È a buon punto, nella provincia di Zamora, in Spagna, lo studio interdisciplinare sulla qualità del latte ovino prodotto dalle razze Churra (autoctona) e Assaf (di origine israeliana, radicata in Spagna e apprezzata per l’alta resa lattea), teso a indagare oltre che sulle due differenti razze, sui pregi e sui difetti riscontrabili nelle tre tipologie di conduzione esistenti in quell’area del Paese: intensivo, semintensivo ed estensivo. Il progetto, finanziato dal ministero dell’agricoltura, è diretto dalla professoressa Isabel Revilla Martín della locale Escuela Politécnica Superior, che coordina un’equipe appartenente al Dipartimento di Tecnologia degli Alimenti. Ad affiancare gli studiosi dell’istituto zamorano sono giunti anche i ricercatori delle università dell’Andalusia, di Castilla y León, Navarra, e Paesi Baschi. In particolare quelli di Salamanca (Castilla y Leon), coordinati dal professor Carlos Palacio della Facoltà di Scienze Agrarie e Ambientali, si occuperanno, per l’appunto, degli aspetti ambientali dello studio.
Il lavoro punta a ricercare la quantità di grassi, proteine, vitamine, acidi grassi (ma anche altri componenti, ritenuti “minori”) del latte e le loro qualità reali. Mentre alcuni indizi si concretizzano già dai primi esami di laboratorio (non ancora ufficiali) e dalle diversità tra le tre tipologie di allevamento, quello che già si fa avanti è un riscontro effettivo sulla presenza delle cellule somatiche nel latte, e sul loro ruolo di “protezione” della mammella. Le cellule somatiche, altro non sono che globuli bianchi prodotti dal sangue per contrastare i batteri; la loro presenza nell’alimento non è di per sé negativa, ma sopra determinati limiti è indice di un preoccupante stato di salute della mammella. Bene, su questo fronte i primi risultati già portano alla conferma del fatto che nel sistema di allevamento estensivo le problematiche siano assai contenute. Inoltre, e anche questo è trapelato dalle prime impressioni della professoressa Revilla Martín, se la pecora è “felice”, le caratteristiche del latte sono ideali per la trasformazione in formaggio.

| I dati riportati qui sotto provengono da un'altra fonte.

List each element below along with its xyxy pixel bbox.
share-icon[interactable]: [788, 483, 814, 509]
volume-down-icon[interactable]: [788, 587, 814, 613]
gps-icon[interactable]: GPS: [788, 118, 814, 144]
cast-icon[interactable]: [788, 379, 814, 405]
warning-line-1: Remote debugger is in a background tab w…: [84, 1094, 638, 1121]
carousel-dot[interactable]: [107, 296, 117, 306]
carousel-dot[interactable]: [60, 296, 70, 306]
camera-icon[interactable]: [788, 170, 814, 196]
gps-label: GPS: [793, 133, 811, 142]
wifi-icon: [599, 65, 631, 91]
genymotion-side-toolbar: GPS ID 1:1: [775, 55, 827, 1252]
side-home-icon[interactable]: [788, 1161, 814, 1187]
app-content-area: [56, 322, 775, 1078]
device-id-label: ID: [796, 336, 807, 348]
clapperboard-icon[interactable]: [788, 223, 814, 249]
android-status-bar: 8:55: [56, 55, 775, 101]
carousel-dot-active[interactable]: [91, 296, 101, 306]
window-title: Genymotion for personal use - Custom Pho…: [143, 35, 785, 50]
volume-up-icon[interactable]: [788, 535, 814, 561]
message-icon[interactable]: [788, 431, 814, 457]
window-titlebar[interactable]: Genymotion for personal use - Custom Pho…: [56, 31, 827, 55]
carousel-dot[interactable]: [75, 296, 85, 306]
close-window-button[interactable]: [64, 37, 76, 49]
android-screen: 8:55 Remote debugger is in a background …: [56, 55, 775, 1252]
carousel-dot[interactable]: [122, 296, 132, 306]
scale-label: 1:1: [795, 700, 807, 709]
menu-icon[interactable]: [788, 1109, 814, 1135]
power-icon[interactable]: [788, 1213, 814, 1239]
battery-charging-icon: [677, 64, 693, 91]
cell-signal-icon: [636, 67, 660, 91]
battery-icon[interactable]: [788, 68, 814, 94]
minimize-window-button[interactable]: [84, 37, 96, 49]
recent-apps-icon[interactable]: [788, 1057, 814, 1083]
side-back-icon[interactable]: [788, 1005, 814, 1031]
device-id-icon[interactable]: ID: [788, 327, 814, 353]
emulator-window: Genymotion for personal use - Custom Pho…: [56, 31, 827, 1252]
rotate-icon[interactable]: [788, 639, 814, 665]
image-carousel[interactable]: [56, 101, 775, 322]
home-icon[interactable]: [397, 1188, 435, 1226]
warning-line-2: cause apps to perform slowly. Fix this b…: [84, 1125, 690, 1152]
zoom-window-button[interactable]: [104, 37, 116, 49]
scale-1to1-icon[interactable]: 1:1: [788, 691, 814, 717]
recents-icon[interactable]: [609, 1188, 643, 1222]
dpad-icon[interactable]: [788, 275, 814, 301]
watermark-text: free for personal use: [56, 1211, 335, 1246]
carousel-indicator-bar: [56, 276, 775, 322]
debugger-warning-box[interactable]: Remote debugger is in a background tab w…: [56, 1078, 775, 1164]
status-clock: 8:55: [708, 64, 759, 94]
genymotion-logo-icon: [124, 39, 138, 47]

Altro aspetto non secondario della ricerca è quello che mira a focalizzare le differenze dei latti nelle diverse stagioni dell’anno, per valutare quali fattori mutino, e quanto, in ragione non tanto del clima bensì dell’alimentazione offerta agli animali. La particolarità dello studio di veder applicate varie specializzazioni lascia ben sperare nel raggiungimento di conclusioni utili per comprendere, una volta per tutte, che redditività aziendale, impatto ambientale e valori nutrizionali non possano essere valutati disgiuntamente l’uno dagli altri.
Nel recente passato un gruppo di lavoro capeggiato sempre dalla professoressa Isabel Revilla Martín aveva studiato le integrazioni di timo e chiodi di garofano nella dieta degli ovini (vedi notizia, in lingua spagnola), aggiudicandosi il premio della locale Fundación Científica Caja Rural.